The developers who struggle will be the ones who built their entire cognitive workflow around unlimited access and never developed a fallback. They're the ones who'll hit the quota wall at 2 PM on a Tuesday, stare at a codebase they can't navigate without AI assistance, and realize the tool didn't make them a better developer — it made them a different kind of dependent.

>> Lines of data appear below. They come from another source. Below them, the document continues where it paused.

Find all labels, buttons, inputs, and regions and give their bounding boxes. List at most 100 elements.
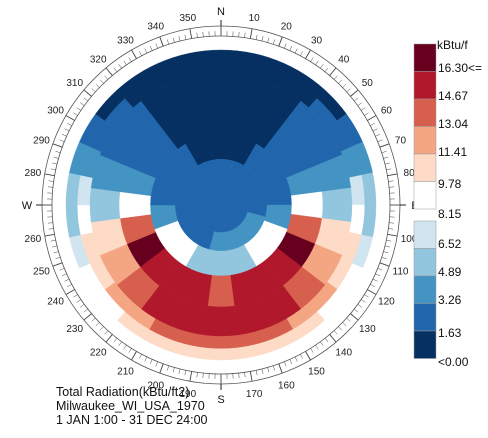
compass-tick bbox=[139, 51, 141, 55]
compass-tick bbox=[132, 351, 137, 360]
compass-tick bbox=[77, 300, 81, 303]
compass-tick bbox=[361, 300, 365, 303]
degree-label: 160 bbox=[278, 380, 295, 391]
compass-tick bbox=[385, 163, 390, 164]
compass-tick bbox=[350, 314, 358, 320]
compass-tick bbox=[132, 50, 137, 59]
compass-tick bbox=[387, 234, 397, 236]
compass-tick bbox=[273, 40, 275, 45]
compass-tick bbox=[190, 29, 192, 39]
compass-tick bbox=[53, 144, 62, 147]
compass-tick bbox=[60, 140, 65, 142]
compass-tick bbox=[361, 108, 365, 111]
compass-tick bbox=[114, 68, 117, 72]
legend-title: kBtu/f bbox=[437, 38, 468, 52]
legend-swatch bbox=[414, 304, 436, 332]
degree-label: 130 bbox=[359, 324, 376, 335]
radiation-cell bbox=[208, 103, 235, 135]
compass-tick bbox=[51, 240, 56, 241]
compass-tick bbox=[167, 40, 169, 45]
degree-label: 110 bbox=[393, 266, 409, 277]
compass-tick bbox=[343, 322, 347, 325]
compass-tick bbox=[124, 61, 127, 65]
compass-tick bbox=[354, 98, 358, 101]
compass-tick bbox=[373, 279, 377, 281]
degree-label: 300 bbox=[47, 106, 64, 117]
legend-swatch bbox=[414, 249, 436, 277]
compass-tick bbox=[145, 49, 147, 53]
compass-tick bbox=[311, 57, 314, 61]
compass-tick bbox=[295, 357, 297, 361]
compass-tick bbox=[354, 309, 358, 312]
compass-tick bbox=[67, 123, 71, 125]
degree-label: 240 bbox=[47, 297, 64, 308]
compass-tick bbox=[100, 80, 103, 84]
compass-tick bbox=[203, 373, 204, 378]
compass-tick bbox=[185, 35, 186, 40]
legend-swatch bbox=[414, 127, 436, 155]
radiation-cell bbox=[204, 74, 238, 104]
compass-tick bbox=[370, 123, 374, 125]
compass-tick bbox=[334, 331, 337, 335]
compass-tick bbox=[256, 370, 257, 375]
degree-label: 320 bbox=[90, 55, 107, 66]
degree-label: 40 bbox=[338, 55, 350, 66]
compass-tick bbox=[389, 223, 394, 224]
compass-tick bbox=[179, 36, 180, 41]
compass-tick bbox=[60, 268, 65, 270]
compass-tick bbox=[300, 354, 302, 358]
compass-tick bbox=[311, 348, 314, 352]
compass-tick bbox=[350, 90, 358, 96]
compass-tick bbox=[197, 33, 198, 38]
compass-tick bbox=[52, 163, 57, 164]
compass-tick bbox=[295, 49, 297, 53]
compass-tick bbox=[54, 157, 59, 158]
caption-location: Milwaukee_WI_USA_1970 bbox=[56, 399, 205, 413]
cardinal-label-n: N bbox=[217, 6, 225, 18]
legend-swatch bbox=[414, 44, 436, 72]
compass-tick bbox=[160, 37, 163, 46]
legend-label: 14.67 bbox=[438, 89, 468, 103]
compass-tick bbox=[385, 246, 390, 247]
legend-swatch bbox=[414, 182, 436, 210]
degree-label: 150 bbox=[308, 366, 325, 377]
compass-tick bbox=[203, 32, 204, 37]
legend-swatch bbox=[414, 221, 436, 249]
compass-tick bbox=[284, 44, 286, 49]
compass-tick bbox=[150, 46, 152, 51]
legend-label: 16.30<= bbox=[438, 61, 482, 75]
compass-tick bbox=[51, 169, 56, 170]
legend-label: 3.26 bbox=[438, 293, 461, 307]
compass-tick bbox=[383, 157, 388, 158]
compass-tick bbox=[53, 263, 62, 266]
compass-tick bbox=[245, 372, 246, 377]
compass-tick bbox=[129, 348, 132, 352]
compass-tick bbox=[160, 364, 163, 373]
compass-tick bbox=[358, 304, 362, 307]
legend-label: 11.41 bbox=[438, 145, 467, 159]
compass-tick bbox=[106, 334, 112, 342]
radiation-cell bbox=[90, 188, 120, 222]
degree-label: 220 bbox=[90, 347, 107, 358]
compass-tick bbox=[150, 359, 152, 364]
compass-tick bbox=[316, 345, 319, 349]
compass-tick bbox=[84, 314, 92, 320]
compass-tick bbox=[84, 90, 92, 96]
compass-tick bbox=[77, 108, 81, 111]
compass-tick bbox=[256, 35, 257, 40]
legend-swatch bbox=[414, 331, 436, 359]
compass-tick bbox=[330, 68, 336, 76]
compass-tick bbox=[268, 367, 269, 372]
compass-tick bbox=[343, 84, 347, 87]
compass-tick bbox=[106, 68, 112, 76]
compass-tick bbox=[279, 37, 282, 46]
compass-tick bbox=[62, 274, 67, 276]
compass-tick bbox=[386, 169, 391, 170]
compass-tick bbox=[56, 257, 61, 259]
compass-tick bbox=[197, 372, 198, 377]
compass-tick bbox=[388, 229, 393, 230]
compass-tick bbox=[338, 80, 341, 84]
radiation-cell bbox=[322, 188, 352, 222]
cardinal-label-s: S bbox=[217, 394, 224, 406]
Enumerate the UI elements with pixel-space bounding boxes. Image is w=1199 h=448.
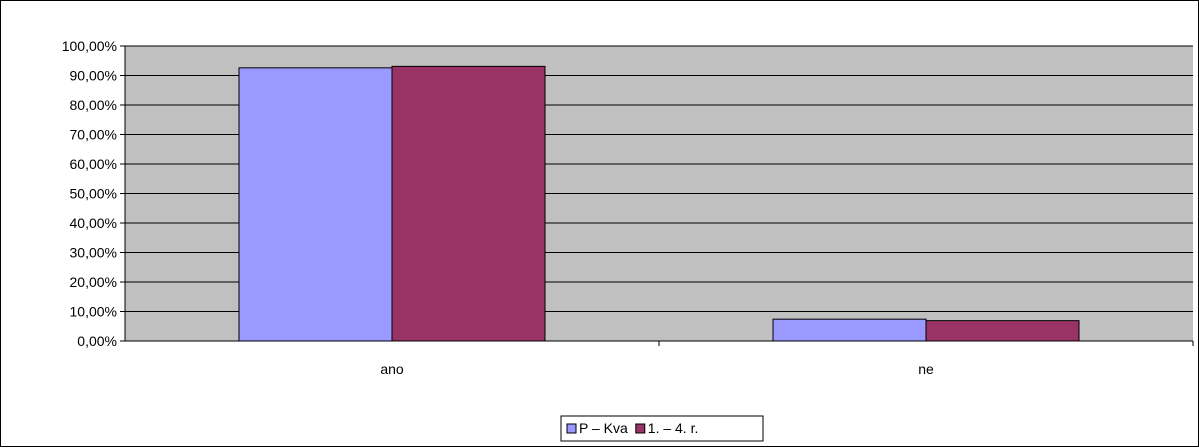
- y-tick-label: 30,00%: [70, 245, 117, 261]
- bar: [925, 320, 1080, 342]
- y-tick-label: 20,00%: [70, 274, 117, 290]
- bar: [238, 67, 393, 342]
- y-tick-label: 90,00%: [70, 68, 117, 84]
- legend-label: 1. – 4. r.: [648, 420, 699, 436]
- y-tick-label: 60,00%: [70, 156, 117, 172]
- legend-swatch: [566, 423, 577, 434]
- legend-label: P – Kva: [579, 420, 628, 436]
- legend-box: [560, 415, 764, 442]
- x-tick-label: ne: [918, 361, 934, 377]
- y-tick-label: 50,00%: [70, 186, 117, 202]
- bar: [772, 318, 927, 342]
- y-tick-label: 70,00%: [70, 127, 117, 143]
- y-tick-label: 40,00%: [70, 215, 117, 231]
- legend-swatch: [635, 423, 646, 434]
- bar: [391, 65, 546, 342]
- y-tick-label: 10,00%: [70, 304, 117, 320]
- y-tick-label: 80,00%: [70, 97, 117, 113]
- y-tick-label: 100,00%: [62, 38, 117, 54]
- y-tick-label: 0,00%: [77, 333, 117, 349]
- x-tick-label: ano: [380, 361, 404, 377]
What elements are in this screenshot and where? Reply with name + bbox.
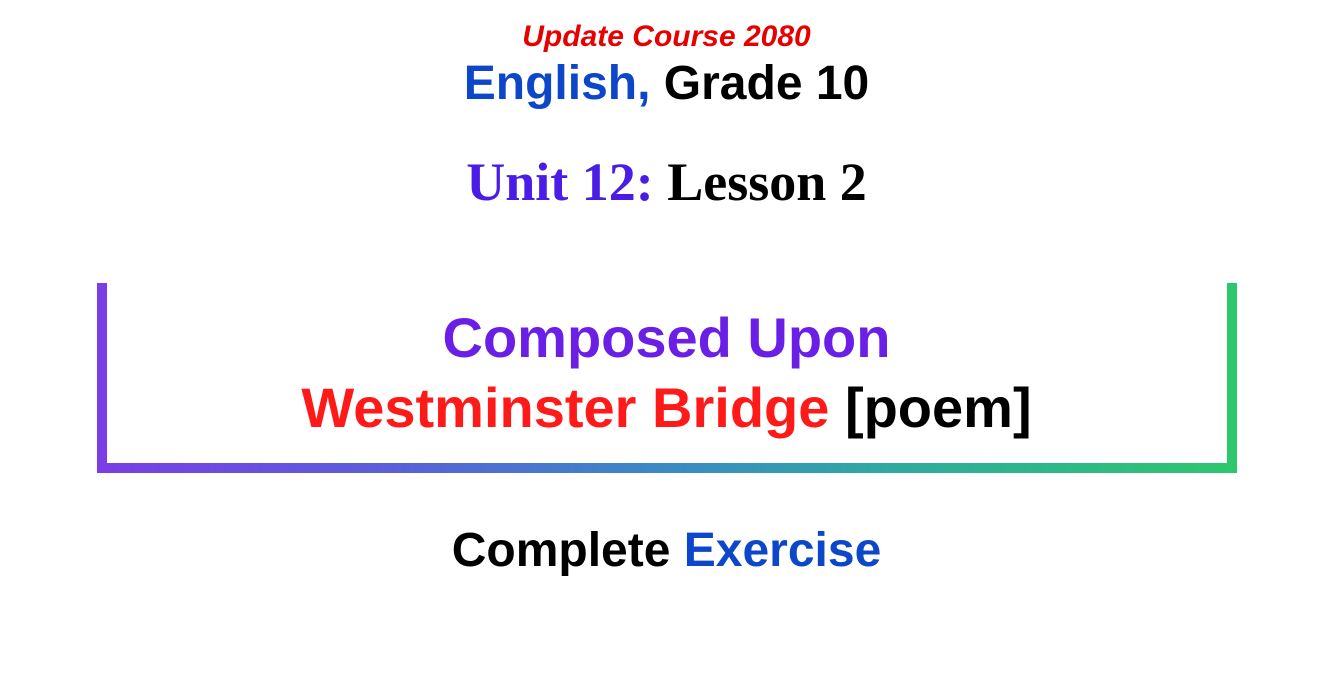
grade-text: Grade 10 — [664, 57, 869, 110]
unit-lesson-line: Unit 12: Lesson 2 — [466, 151, 867, 213]
complete-exercise-line: Complete Exercise — [452, 523, 882, 578]
title-text: Composed Upon Westminster Bridge [poem] — [127, 303, 1207, 443]
title-line2-part1: Westminster Bridge — [301, 376, 829, 439]
update-course-label: Update Course 2080 — [522, 20, 810, 54]
title-bottom-border — [97, 463, 1237, 473]
title-box: Composed Upon Westminster Bridge [poem] — [97, 283, 1237, 473]
comma: , — [637, 57, 650, 110]
unit-text: Unit 12: — [466, 152, 654, 212]
complete-text: Complete — [452, 524, 671, 577]
subject-text: English — [464, 57, 637, 110]
title-line2-part2: [poem] — [845, 376, 1032, 439]
subject-grade-line: English, Grade 10 — [464, 56, 869, 111]
exercise-text: Exercise — [684, 524, 882, 577]
title-line2: Westminster Bridge [poem] — [127, 373, 1207, 443]
title-line1: Composed Upon — [127, 303, 1207, 373]
lesson-text: Lesson 2 — [667, 152, 867, 212]
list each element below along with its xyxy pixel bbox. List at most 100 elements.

The golden age of unlimited AI is over.
What comes next depends on whether you built a skill or a dependency.

Disclosure

This article was written using Claude Code, made by Anthropic — the company whose rationing policies are a central subject of this piece. We are the thing we're writing about. We hit a quota wall during the drafting of this article. We found that ironic, and then we found it instructive, and then we kept writing. Corrections, counterarguments, and firsthand accounts welcome at bustah_oa@sloppish.com.

Citations

  1. Garry Tan, SXSW 2026 keynote remarks on "cyber psychosis" and 19-hour coding sessions. Armin Ronacher (creator of Flask), blog post describing two months of compulsive prompting.
  2. GitHub, announcement of AI model training data policy changes, March 2026. Default opt-in for Free, Pro, and Pro+ tiers.
  3. ScienceDirect, proposal for "Generative AI Addiction Syndrome" as a behavioral disorder classification, 2025-2026.
  4. METR (Model Evaluation & Threat Research), study on AI-assisted developer productivity. Participants believed they were 20% faster; actual measurement showed 19% slower. 39 percentage point perception gap.
  5. u/ClaudeOfficial, "Update on Session Limits," r/ClaudeAI, March 26, 2026.
  6. Steve Yegge, public remarks on "sleep attacks" during extended vibe coding sessions, March 2026.
  7. Developer sentiment surveys, Q1 2026. Favorable views of AI coding tools declined from 70% to 60% despite rising adoption rates.
  8. GitHub and community tool repositories. At least seven quota monitoring and multi-model routing tools emerged in the two weeks following Anthropic's March 2026 quota changes.
  9. u/bapuc, comment on "Update on Session Limits," r/ClaudeAI, March 26, 2026. "The opposite of a promotion."